Chapéu azul na cabeça. Rosto redondo bolachudo e corado. Roupa preta e sapatos com buracos. Sem idade. Encostada no degrau da porta do supermercado. Dentro dos vários sacos, uma perna de frango, uma garrafa de plástico com um líquido cor de vinho e um bocado de pão. Leva o lenço de papel aos olhos. Outras vezes chora. Fala como se estivesse acompanhada. Procura nos vários sacos, guardando a perna de frango, não se sabe mais o quê. Às vezes olha para quem passa sem que trespasse nada mais do que vergonha. Baixa os olhos, trinca mais um pedaço de pão. Às vezes olha para fora, outras vezes para dentro, ao encontro de nada. Ajuda com as mãos os pedaços que se colam nos dedos. E de novo ao rosto. Uma expressão que parece falar com quem passa. As bochechas descaídas como se estivesse sempre a chorar. E as grandes malas atrapalham quem quer passar no passeio. Espirra porque sente o rabo na pedra fria. É um corpo que ainda sente contradições como o frio e o calor, a chuva e o sol. É um corpo que já não sente as contradições do bem e do mal, da justiça ou injustiça. A elaboração passa por atirar para o alcatrão, para debaixo dos carros estacionados, as ossadas do animal que já saciou a fome desta mulher. Segredos, ela conta pequenos segredos a quem vai aparecendo aos seus pés.
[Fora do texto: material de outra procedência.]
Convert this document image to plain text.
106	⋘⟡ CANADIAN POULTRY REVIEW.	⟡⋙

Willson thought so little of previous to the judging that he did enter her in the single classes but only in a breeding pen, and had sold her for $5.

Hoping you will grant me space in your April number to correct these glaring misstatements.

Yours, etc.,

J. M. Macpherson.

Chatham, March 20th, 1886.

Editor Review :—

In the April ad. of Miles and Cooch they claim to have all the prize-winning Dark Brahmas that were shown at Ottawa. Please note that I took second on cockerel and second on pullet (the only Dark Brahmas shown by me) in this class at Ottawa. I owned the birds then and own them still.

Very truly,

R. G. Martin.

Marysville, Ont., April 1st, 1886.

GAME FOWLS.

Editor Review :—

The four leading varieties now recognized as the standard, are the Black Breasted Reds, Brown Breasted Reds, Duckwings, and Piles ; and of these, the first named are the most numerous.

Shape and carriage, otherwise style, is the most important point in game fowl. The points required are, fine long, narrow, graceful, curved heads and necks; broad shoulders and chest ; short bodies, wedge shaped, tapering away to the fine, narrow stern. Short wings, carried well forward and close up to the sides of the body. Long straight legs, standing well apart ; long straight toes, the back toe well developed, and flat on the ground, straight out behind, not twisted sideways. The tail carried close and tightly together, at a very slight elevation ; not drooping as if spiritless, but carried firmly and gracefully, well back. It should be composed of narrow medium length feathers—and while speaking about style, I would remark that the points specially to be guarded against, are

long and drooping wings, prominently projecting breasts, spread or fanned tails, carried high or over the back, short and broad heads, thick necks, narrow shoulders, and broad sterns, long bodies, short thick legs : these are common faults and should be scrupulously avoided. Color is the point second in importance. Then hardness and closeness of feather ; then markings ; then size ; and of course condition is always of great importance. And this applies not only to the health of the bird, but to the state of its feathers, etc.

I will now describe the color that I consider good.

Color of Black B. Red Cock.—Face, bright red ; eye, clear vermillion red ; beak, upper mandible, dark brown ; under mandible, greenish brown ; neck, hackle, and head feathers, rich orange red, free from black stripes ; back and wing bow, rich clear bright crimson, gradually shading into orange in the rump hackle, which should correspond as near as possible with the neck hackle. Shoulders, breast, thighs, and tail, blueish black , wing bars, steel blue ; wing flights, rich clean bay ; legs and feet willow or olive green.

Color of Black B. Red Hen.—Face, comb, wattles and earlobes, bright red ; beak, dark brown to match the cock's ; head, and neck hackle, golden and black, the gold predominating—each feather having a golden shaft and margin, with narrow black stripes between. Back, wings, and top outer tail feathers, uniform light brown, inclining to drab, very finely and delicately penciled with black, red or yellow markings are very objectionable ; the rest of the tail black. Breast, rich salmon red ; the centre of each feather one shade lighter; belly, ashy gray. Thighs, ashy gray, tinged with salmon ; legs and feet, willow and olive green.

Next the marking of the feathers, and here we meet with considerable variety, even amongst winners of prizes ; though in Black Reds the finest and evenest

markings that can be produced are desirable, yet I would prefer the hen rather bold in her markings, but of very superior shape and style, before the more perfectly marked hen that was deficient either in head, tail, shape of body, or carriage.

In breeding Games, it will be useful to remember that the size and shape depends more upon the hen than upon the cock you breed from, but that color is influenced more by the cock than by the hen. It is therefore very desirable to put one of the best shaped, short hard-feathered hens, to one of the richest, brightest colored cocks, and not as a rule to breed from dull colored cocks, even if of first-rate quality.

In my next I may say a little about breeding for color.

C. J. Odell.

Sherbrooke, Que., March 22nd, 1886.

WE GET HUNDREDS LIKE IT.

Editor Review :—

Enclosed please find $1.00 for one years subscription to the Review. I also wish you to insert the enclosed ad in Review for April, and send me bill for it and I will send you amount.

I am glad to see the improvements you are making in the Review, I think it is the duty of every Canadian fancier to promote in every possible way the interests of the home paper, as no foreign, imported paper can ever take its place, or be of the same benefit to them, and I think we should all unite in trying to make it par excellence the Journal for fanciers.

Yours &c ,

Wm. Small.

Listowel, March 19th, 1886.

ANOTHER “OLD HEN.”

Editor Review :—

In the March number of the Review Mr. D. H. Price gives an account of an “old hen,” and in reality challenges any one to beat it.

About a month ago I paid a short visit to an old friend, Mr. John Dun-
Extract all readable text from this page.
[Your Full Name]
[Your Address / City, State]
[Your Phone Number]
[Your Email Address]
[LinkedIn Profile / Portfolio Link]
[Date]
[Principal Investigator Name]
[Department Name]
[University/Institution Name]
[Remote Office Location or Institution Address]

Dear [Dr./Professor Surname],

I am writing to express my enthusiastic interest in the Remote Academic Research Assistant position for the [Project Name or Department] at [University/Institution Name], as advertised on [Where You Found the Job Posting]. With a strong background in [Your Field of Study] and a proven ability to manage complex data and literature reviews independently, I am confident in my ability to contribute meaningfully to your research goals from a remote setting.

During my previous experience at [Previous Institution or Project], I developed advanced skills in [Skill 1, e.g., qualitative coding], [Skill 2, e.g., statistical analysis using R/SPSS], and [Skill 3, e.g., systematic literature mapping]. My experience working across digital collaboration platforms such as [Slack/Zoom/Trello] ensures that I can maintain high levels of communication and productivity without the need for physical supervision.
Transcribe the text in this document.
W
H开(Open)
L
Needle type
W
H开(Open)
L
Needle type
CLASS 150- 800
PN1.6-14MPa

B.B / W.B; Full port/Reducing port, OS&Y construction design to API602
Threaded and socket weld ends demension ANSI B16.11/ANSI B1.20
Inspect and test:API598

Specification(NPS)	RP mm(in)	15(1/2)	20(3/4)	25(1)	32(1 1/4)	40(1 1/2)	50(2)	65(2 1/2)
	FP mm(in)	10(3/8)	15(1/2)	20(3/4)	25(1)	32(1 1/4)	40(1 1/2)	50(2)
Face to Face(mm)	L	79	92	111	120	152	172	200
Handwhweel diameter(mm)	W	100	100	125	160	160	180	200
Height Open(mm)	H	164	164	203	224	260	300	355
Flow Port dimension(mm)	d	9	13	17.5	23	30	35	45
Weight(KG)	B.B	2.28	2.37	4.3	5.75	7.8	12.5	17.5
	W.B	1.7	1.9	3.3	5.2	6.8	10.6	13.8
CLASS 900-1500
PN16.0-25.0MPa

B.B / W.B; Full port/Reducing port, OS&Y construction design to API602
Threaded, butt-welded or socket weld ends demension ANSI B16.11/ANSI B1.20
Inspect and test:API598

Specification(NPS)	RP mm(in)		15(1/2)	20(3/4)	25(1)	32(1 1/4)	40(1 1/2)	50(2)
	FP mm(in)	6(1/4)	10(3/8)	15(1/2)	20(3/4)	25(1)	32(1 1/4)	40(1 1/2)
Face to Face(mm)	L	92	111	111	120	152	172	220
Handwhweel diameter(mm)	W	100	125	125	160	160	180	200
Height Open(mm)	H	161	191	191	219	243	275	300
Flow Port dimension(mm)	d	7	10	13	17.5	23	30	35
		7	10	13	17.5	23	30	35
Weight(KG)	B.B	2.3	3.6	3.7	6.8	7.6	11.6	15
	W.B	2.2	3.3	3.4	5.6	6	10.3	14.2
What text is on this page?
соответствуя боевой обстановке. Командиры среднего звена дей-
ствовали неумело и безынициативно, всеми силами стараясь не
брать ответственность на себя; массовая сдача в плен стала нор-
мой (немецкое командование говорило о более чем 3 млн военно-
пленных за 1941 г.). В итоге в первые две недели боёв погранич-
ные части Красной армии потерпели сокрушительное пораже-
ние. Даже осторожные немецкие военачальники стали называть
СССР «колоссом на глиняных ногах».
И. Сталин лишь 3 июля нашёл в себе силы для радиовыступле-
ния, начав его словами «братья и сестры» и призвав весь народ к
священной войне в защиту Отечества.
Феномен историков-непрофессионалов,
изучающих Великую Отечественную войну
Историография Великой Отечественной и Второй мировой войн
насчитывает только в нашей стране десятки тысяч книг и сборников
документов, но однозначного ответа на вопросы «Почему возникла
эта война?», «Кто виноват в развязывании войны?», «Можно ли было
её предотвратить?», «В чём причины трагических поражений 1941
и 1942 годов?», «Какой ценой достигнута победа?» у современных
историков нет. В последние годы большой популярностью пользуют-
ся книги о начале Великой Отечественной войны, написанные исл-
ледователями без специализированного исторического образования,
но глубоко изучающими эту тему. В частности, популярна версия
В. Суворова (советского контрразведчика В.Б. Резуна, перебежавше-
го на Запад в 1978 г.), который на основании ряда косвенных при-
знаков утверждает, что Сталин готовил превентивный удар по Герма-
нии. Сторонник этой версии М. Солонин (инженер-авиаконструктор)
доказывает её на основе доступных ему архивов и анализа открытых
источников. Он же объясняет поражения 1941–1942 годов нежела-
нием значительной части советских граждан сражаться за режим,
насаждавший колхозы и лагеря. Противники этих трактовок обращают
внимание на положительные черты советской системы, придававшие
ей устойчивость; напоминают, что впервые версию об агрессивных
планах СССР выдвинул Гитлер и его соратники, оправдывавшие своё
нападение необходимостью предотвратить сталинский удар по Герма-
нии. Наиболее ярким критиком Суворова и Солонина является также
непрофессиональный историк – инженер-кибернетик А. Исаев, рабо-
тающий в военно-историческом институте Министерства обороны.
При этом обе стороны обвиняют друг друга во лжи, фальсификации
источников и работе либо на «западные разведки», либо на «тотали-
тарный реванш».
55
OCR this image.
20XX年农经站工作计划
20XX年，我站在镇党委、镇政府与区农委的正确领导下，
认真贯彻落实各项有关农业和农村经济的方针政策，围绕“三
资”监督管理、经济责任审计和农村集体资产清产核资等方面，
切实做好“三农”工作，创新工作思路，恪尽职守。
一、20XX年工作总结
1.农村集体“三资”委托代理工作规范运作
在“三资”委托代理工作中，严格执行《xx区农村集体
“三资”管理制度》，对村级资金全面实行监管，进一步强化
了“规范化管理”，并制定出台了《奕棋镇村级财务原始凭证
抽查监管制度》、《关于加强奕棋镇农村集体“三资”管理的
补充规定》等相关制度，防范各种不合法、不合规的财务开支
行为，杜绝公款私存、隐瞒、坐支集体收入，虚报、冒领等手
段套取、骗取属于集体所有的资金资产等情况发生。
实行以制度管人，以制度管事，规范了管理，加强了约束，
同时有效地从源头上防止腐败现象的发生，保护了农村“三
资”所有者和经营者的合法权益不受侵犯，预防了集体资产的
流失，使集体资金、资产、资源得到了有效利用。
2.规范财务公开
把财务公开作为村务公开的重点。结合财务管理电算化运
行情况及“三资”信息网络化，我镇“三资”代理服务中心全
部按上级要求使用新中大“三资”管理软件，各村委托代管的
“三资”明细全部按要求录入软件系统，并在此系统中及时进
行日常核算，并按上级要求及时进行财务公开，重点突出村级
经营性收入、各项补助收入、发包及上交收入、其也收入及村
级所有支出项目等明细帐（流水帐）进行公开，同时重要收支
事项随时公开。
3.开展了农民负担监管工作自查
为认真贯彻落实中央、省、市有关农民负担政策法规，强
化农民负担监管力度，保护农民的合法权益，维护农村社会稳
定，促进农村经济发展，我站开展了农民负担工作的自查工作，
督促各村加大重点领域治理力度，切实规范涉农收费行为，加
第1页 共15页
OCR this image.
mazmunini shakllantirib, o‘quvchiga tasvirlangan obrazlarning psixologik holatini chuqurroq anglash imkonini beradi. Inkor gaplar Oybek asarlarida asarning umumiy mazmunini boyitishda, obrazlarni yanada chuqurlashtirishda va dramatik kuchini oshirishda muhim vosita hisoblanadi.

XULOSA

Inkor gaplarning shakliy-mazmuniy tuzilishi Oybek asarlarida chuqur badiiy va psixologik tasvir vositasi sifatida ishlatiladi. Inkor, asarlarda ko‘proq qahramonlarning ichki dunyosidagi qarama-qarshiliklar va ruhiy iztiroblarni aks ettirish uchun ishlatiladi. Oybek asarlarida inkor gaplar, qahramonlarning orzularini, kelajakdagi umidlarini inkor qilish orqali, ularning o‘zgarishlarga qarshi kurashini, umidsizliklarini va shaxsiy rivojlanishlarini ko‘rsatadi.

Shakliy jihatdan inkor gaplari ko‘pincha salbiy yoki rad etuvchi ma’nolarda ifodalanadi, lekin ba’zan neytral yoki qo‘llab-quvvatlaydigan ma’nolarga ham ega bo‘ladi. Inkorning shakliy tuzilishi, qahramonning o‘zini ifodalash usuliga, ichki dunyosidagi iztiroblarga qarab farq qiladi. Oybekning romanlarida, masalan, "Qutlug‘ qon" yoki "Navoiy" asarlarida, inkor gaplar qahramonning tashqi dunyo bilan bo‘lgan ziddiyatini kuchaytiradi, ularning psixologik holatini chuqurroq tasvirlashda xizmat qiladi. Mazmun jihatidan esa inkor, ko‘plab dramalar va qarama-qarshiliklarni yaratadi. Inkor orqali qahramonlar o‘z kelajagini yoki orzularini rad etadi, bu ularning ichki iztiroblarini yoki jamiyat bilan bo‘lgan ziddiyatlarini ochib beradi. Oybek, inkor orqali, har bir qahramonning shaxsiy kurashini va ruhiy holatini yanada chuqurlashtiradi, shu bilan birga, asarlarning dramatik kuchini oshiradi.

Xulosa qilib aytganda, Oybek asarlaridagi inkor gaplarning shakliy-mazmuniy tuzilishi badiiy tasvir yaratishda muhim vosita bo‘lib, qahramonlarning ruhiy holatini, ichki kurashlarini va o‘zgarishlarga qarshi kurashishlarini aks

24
Uns escutam, outros nem por isso. Às vezes são casais que passam abraçados e sorridentes, outras vezes são mães que passeiam os carrinhos dos seus bebés, às vezes são homens cansados que se arrastam passeio a cima, outras vezes são jovens em grupos que correm atrás das miúdas de botas altas que correm atrás das modas das montras. Fecha os olhos e repousa ambas as mãos sobre os joelhos gordos. Não sabemos se dorme, se sonha. E a cabeça vai tombando para a frente e para trás. E o passeio vai embalando não sabemos se um corpo, se um nome que já não se recorda do corpo que tem. É o rapaz que vai fazendo as mudanças, que carrega o carro da namorada com sacos e caixas de cartão que a faz abrir os olhos. Por pouco tempo, ela fecha-os novamente.
Se formos capazes de imaginar a nossa casa sempre cheia de estranhos a entrarem e saírem, também seríamos capazes de fechar os olhos e procurar outro lugar. Não pode haver lugar mais só do que um lugar cheio de gente desconhecida, que nos ignora, que nos obriga à transparência, que nos enterra nos buracos da calçada para que não incomode aos olhos, não incomode o realismo da verdade que existe porque está ali mesmo na esquina seguinte. Também nós caminhamos de olhos fechados, ora cambaleando a cabeça para a frente, ora cambaleando a cabeça para trás. Só não temos fome, às vezes.
Limpa as lágrimas uma vez mais. E o chapéu azul encontra-se agora de lado, encarando de frente quem passa, passando para esses olhos, um olhar de desprezo. E conversa-se mais um pouco. Tal e qual como se estivéssemos no café com uma amiga distraída ou surda. Às vezes parece que reza. A boca abre e fecha e o olhar pestaneja, lento, como a vida que é vivida sem manejo. Porque é que tu carregas com todo o peso do mundo?